This biologist and her Hargila Army of women are saving the greater adjutant stork from extinction
In 2007, when Purnima Devi Barman embarked on her PhD on the greater adjutant stork, little did she know that she would soon spark a mass movement. One that would not just save the bird from extinction, but rally thousands of women to form an Hargila Army of conservationists, change mindsets, and provide livelihoods.
Fifteen years ago, Purnima received a distress call from Dadara village in Kamrup district, Assam. She rushed to find men felling a huge kadamba tree. It was hosting storks’ nests and she managed to save nine stork chicks that had fallen on the ground.
“It was then I realised that there was no point in research if I didn’t know how to be a conservationist. When I saw the baby birds on the ground, it affected me deeply. I was mother to two-and-a-half-year-old twins and I could relate to the mother’s despair,” she tells HerStory.
However, the villagers mocked her when she explained the importance of the bird, and the breeding season. All along, the villagers thought of the great adjutant stork (or Hargila, as it’s called in the local language) as a bad omen, and a bird that stinks and dirties the surroundings.
The greater adjutant stork, present only in India and Cambodia, is limited to a few pockets in Assam and Bihar. A huge bird, standing tall at 145-150 cm, it is a scavenger, and therefore reviled and considered as ‘filthy’ in the villages.
An endangered species, it’s estimated that there are only 1,200 birds in the world.
Purnima knew that changing mindsets was the only way forward to save the bird from extinction.
“I kept visiting the villagers. When they saw me, they made faces as if to imply that I too smelled like the birds since I was representing them. Undeterred, I went on with my mission. I kept on explaining to them that these birds were part of our culture, they clean our surroundings, and we must save them,” she says.
She went as far as equating the baby birds to her own children. She told them if her daughters made a mess, she’d be happy to clean them. She urged the villagers to look at the birds as their own.
Building the Hargila Army
Purnima then decided to rope in the women and encourage them to join conservation meetings, but they too scoffed at the idea.
“Ownership building was important,” she explains. “I started organising cooking festivals, competitions, encouraging them to join where I would explain why saving the bird was important.
When she visited a villager’s house and saw his pregnant wife at a baby shower, she struck upon another idea.
“I told the women if pregnant women were getting respect, so should the Hargilas, instead of throwing their babies away. I started inviting them to Hargila baby showers in the temple, the prayer hall and other places and converted it into an awareness campaign with folk and prayer songs celebrating the Hargila,” she says.
Slowly, the women began to come around. Purnima procured looms for the women weavers who went on to produce beautiful fabrics with Hargila motifs that are now sold worldwide.
A small band of women became the centre of a mass social movement and a Hargila Army that now has more than 10,000 women in its fold, all active conservationists, empowered to make a difference.
One for change
Purnima cannot stop the tears from flowing as she explains the impact the Hargila Army has made in the districts of Dadara, Pacharia, and Singimari in Assam. “Every day, I celebrate the Hargila army. When I started my movement from scratch, I only had my love for the bird and determination. Now, it’s a social movement where homemakers have become conservationists. They are leaders who are also roping in their families for the cause.”

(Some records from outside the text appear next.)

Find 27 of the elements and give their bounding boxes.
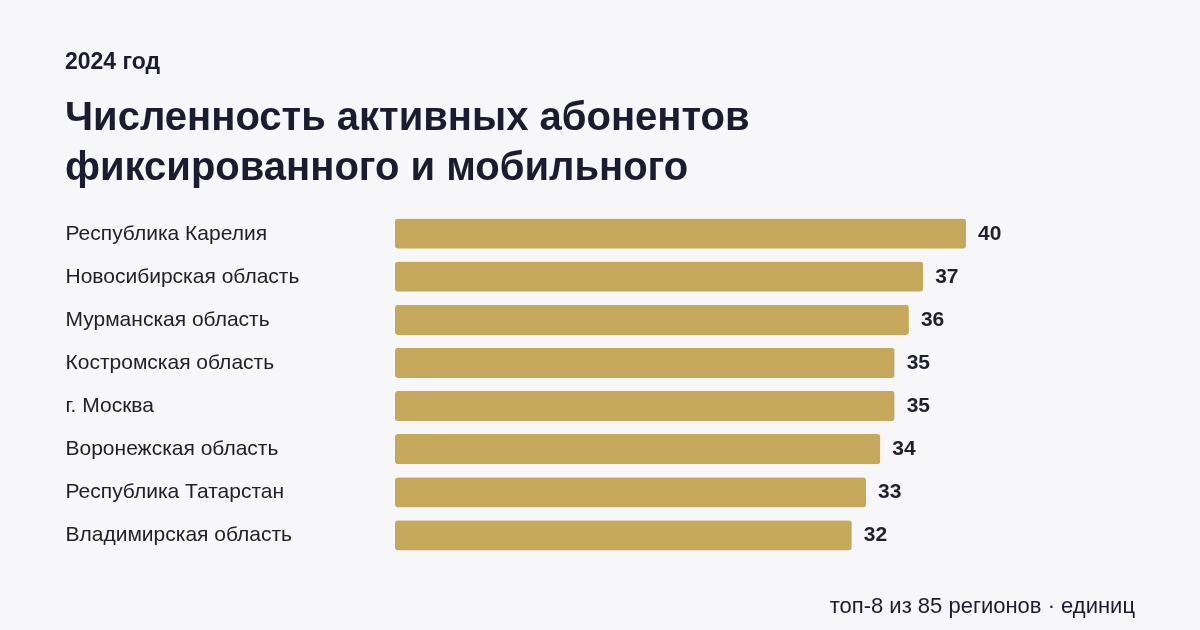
bar [395, 261, 924, 292]
data-label: 33 [878, 479, 902, 503]
bar [395, 347, 895, 379]
y-tick-label: Республика Карелия [65, 220, 268, 244]
y-tick-label: Мурманская область [65, 306, 270, 330]
bar [395, 520, 852, 551]
data-label: 40 [978, 220, 1002, 244]
bar [395, 477, 867, 508]
y-tick-label: Республика Татарстан [65, 479, 285, 503]
data-label: 32 [863, 522, 888, 546]
text: топ-8 из 85 регионов · единиц [829, 593, 1136, 618]
data-label: 34 [892, 436, 917, 460]
y-tick-label: Костромская область [65, 349, 275, 373]
data-label: 36 [920, 306, 945, 330]
text: 2024 год [65, 48, 161, 74]
y-tick-label: Новосибирская область [65, 263, 300, 287]
chart-title: Численность активных абонентов фиксированного и мобильного [65, 94, 750, 188]
bar [395, 304, 909, 335]
bar [395, 390, 895, 422]
data-label: 35 [906, 349, 931, 373]
y-tick-label: Владимирская область [65, 522, 293, 546]
bar [395, 218, 966, 249]
y-tick-label: г. Москва [65, 393, 155, 417]
data-label: 37 [935, 263, 959, 287]
data-label: 35 [906, 393, 931, 417]
bar [395, 434, 881, 465]
y-tick-label: Воронежская область [65, 436, 279, 460]
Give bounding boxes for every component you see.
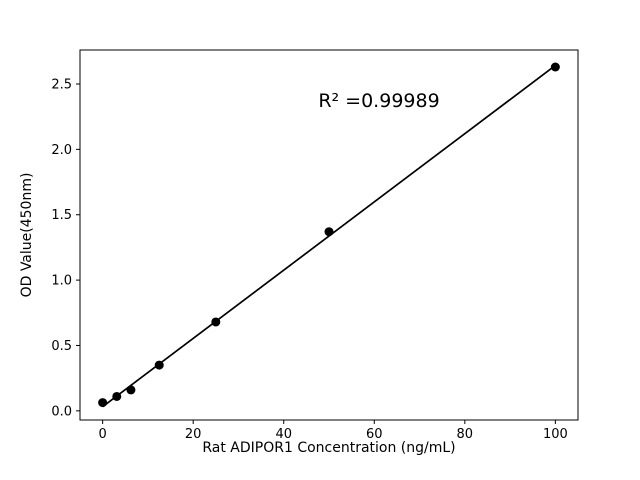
y-tick-label: 2.5 bbox=[51, 77, 72, 92]
data-point bbox=[324, 227, 334, 237]
y-tick-label: 0.5 bbox=[51, 339, 72, 354]
data-point bbox=[154, 360, 164, 370]
x-tick-label: 60 bbox=[366, 427, 383, 442]
x-tick-label: 40 bbox=[275, 427, 292, 442]
y-tick-label: 1.0 bbox=[51, 274, 72, 289]
x-axis-label: Rat ADIPOR1 Concentration (ng/mL) bbox=[202, 440, 456, 456]
data-point bbox=[112, 391, 122, 401]
x-tick-label: 80 bbox=[457, 427, 474, 442]
x-tick-label: 100 bbox=[543, 427, 568, 442]
x-tick-label: 0 bbox=[98, 427, 106, 442]
y-axis-label: OD Value(450nm) bbox=[19, 172, 35, 298]
y-tick-label: 2.0 bbox=[51, 143, 72, 158]
data-point bbox=[211, 317, 221, 327]
x-tick-label: 20 bbox=[185, 427, 202, 442]
y-tick-label: 0.0 bbox=[51, 404, 72, 419]
data-point bbox=[98, 398, 108, 408]
data-point bbox=[550, 62, 560, 72]
r-squared-annotation: R² =0.99989 bbox=[318, 90, 440, 112]
data-point bbox=[126, 385, 136, 395]
y-tick-label: 1.5 bbox=[51, 208, 72, 223]
plot-border bbox=[79, 49, 579, 421]
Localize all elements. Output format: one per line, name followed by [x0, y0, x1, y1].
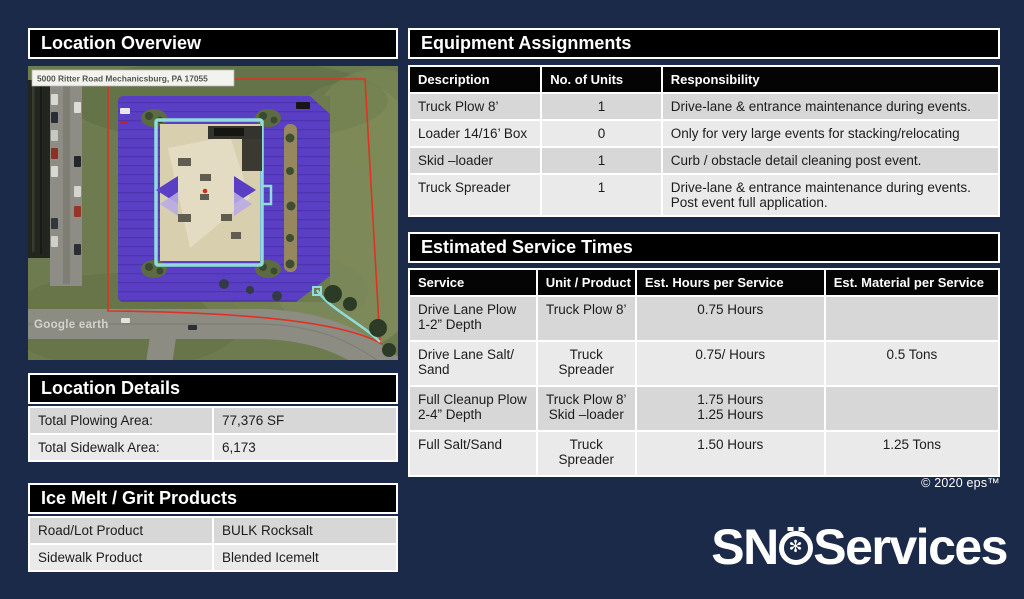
product-value: BULK Rocksalt	[214, 518, 396, 543]
logo-o-snowflake-icon: ✻	[778, 530, 813, 565]
map-building-footprint	[156, 124, 262, 261]
equipment-description: Loader 14/16’ Box	[410, 121, 541, 146]
equipment-units: 1	[542, 94, 661, 119]
map-sidewalk-outline	[154, 118, 381, 343]
map-location-pin	[202, 188, 208, 194]
service-unit: Truck Spreader	[537, 432, 635, 475]
ice-melt-header: Ice Melt / Grit Products	[28, 483, 398, 514]
equipment-assignments-title: Equipment Assignments	[421, 33, 632, 53]
copyright-text: © 2020 eps™	[921, 476, 1000, 490]
service-material	[825, 387, 998, 430]
service-hours: 0.75/ Hours	[636, 342, 824, 385]
service-hours: 1.50 Hours	[636, 432, 824, 475]
table-row: Skid –loader 1 Curb / obstacle detail cl…	[410, 148, 998, 173]
table-row: Total Plowing Area: 77,376 SF	[30, 408, 396, 433]
table-row: Drive Lane Salt/ Sand Truck Spreader 0.7…	[410, 342, 998, 385]
detail-label: Total Sidewalk Area:	[30, 435, 212, 460]
table-row: Loader 14/16’ Box 0 Only for very large …	[410, 121, 998, 146]
location-details-table: Total Plowing Area: 77,376 SF Total Side…	[28, 406, 398, 462]
table-row: Drive Lane Plow 1-2” Depth Truck Plow 8’…	[410, 297, 998, 340]
estimated-service-times-title: Estimated Service Times	[421, 237, 633, 257]
snowflake-icon: ✻	[788, 537, 803, 556]
map-google-watermark: Google earth	[34, 319, 109, 331]
logo-suffix: Services	[813, 519, 1008, 575]
service-unit: Truck Plow 8’	[537, 297, 635, 340]
table-header-row: Description No. of Units Responsibility	[410, 67, 998, 92]
equipment-description: Truck Plow 8’	[410, 94, 541, 119]
detail-value: 77,376 SF	[214, 408, 396, 433]
map-trees	[219, 279, 396, 357]
map-parked-cars	[51, 94, 81, 255]
table-row: Total Sidewalk Area: 6,173	[30, 435, 396, 460]
map-neighbor-building	[28, 74, 82, 286]
location-overview-header: Location Overview	[28, 28, 398, 59]
equipment-description: Truck Spreader	[410, 175, 541, 215]
location-details-title: Location Details	[41, 378, 181, 398]
table-row: Full Cleanup Plow 2-4” Depth Truck Plow …	[410, 387, 998, 430]
estimated-service-times-table: Service Unit / Product Est. Hours per Se…	[408, 268, 1000, 477]
table-row: Road/Lot Product BULK Rocksalt	[30, 518, 396, 543]
equipment-responsibility: Drive-lane & entrance maintenance during…	[662, 175, 998, 215]
service-hours: 1.75 Hours 1.25 Hours	[636, 387, 824, 430]
service-material	[825, 297, 998, 340]
location-overview-title: Location Overview	[41, 33, 202, 53]
ice-melt-title: Ice Melt / Grit Products	[41, 488, 238, 508]
service-material: 0.5 Tons	[825, 342, 998, 385]
snoservices-logo: SN ✻ Services	[711, 519, 1008, 575]
equipment-assignments-table: Description No. of Units Responsibility …	[408, 65, 1000, 217]
service-name: Full Cleanup Plow 2-4” Depth	[410, 387, 536, 430]
table-row: Sidewalk Product Blended Icemelt	[30, 545, 396, 570]
col-header-hours: Est. Hours per Service	[636, 270, 824, 295]
table-row: Full Salt/Sand Truck Spreader 1.50 Hours…	[410, 432, 998, 475]
logo-prefix: SN	[711, 519, 779, 575]
satellite-map-image: 5000 Ritter Road Mechanicsburg, PA 17055…	[28, 66, 398, 360]
service-hours: 0.75 Hours	[636, 297, 824, 340]
col-header-material: Est. Material per Service	[825, 270, 998, 295]
equipment-description: Skid –loader	[410, 148, 541, 173]
service-unit: Truck Spreader	[537, 342, 635, 385]
location-details-header: Location Details	[28, 373, 398, 404]
equipment-units: 1	[542, 148, 661, 173]
col-header-service: Service	[410, 270, 536, 295]
col-header-responsibility: Responsibility	[662, 67, 998, 92]
map-islands	[141, 109, 297, 278]
table-row: Truck Plow 8’ 1 Drive-lane & entrance ma…	[410, 94, 998, 119]
equipment-units: 1	[542, 175, 661, 215]
service-unit: Truck Plow 8’ Skid –loader	[537, 387, 635, 430]
map-roads	[28, 309, 398, 360]
table-header-row: Service Unit / Product Est. Hours per Se…	[410, 270, 998, 295]
ice-melt-table: Road/Lot Product BULK Rocksalt Sidewalk …	[28, 516, 398, 572]
service-material: 1.25 Tons	[825, 432, 998, 475]
map-address-label: 5000 Ritter Road Mechanicsburg, PA 17055	[31, 69, 235, 87]
product-label: Sidewalk Product	[30, 545, 212, 570]
col-header-units: No. of Units	[542, 67, 661, 92]
detail-value: 6,173	[214, 435, 396, 460]
estimated-service-times-header: Estimated Service Times	[408, 232, 1000, 263]
equipment-units: 0	[542, 121, 661, 146]
equipment-assignments-header: Equipment Assignments	[408, 28, 1000, 59]
service-name: Drive Lane Salt/ Sand	[410, 342, 536, 385]
map-address-text: 5000 Ritter Road Mechanicsburg, PA 17055	[37, 74, 208, 84]
product-label: Road/Lot Product	[30, 518, 212, 543]
col-header-unit: Unit / Product	[537, 270, 635, 295]
equipment-responsibility: Only for very large events for stacking/…	[662, 121, 998, 146]
service-name: Drive Lane Plow 1-2” Depth	[410, 297, 536, 340]
equipment-responsibility: Drive-lane & entrance maintenance during…	[662, 94, 998, 119]
table-row: Truck Spreader 1 Drive-lane & entrance m…	[410, 175, 998, 215]
equipment-responsibility: Curb / obstacle detail cleaning post eve…	[662, 148, 998, 173]
col-header-description: Description	[410, 67, 541, 92]
map-property-boundary-line	[107, 78, 381, 345]
satellite-map: 5000 Ritter Road Mechanicsburg, PA 17055…	[28, 66, 398, 360]
product-value: Blended Icemelt	[214, 545, 396, 570]
service-name: Full Salt/Sand	[410, 432, 536, 475]
detail-label: Total Plowing Area:	[30, 408, 212, 433]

The biologist and conservationist has come so far, despite the barriers in her path.
“People looked upon women conservationists. My work was also exacting and physical, with a lot of challenges. But it was important to educate rural women to become leaders and claim ownership of the cause. Only then, things will change for the better,” she says.
While the greater adjutant stork remains an endangered species, its numbers are increasing. From 27 nests, there are now 250 and the Hargila Army and villagers are ensuring its protection to enable further breeding.
Purnima has been recognised for her work with the Nari Shakti Puraskar in 2017 and the Whitley award, from the UK.
Purnima’s life and work is part of National Geographic ‘Change for One’ campaign launched on Earth Day. “It’s an honour not just for me, but for the Hargila bird, our Army, and my community, and it will hopefully inspire other people to become conservationists,” she says.
She also believes community conservation is a never-ending process.
“I want to continue my works and I am committed to the cause until my last breath. In the next step, I want the Hargila Army conservation model to be replicated in other places, with other species of storks and birds,” she signs off.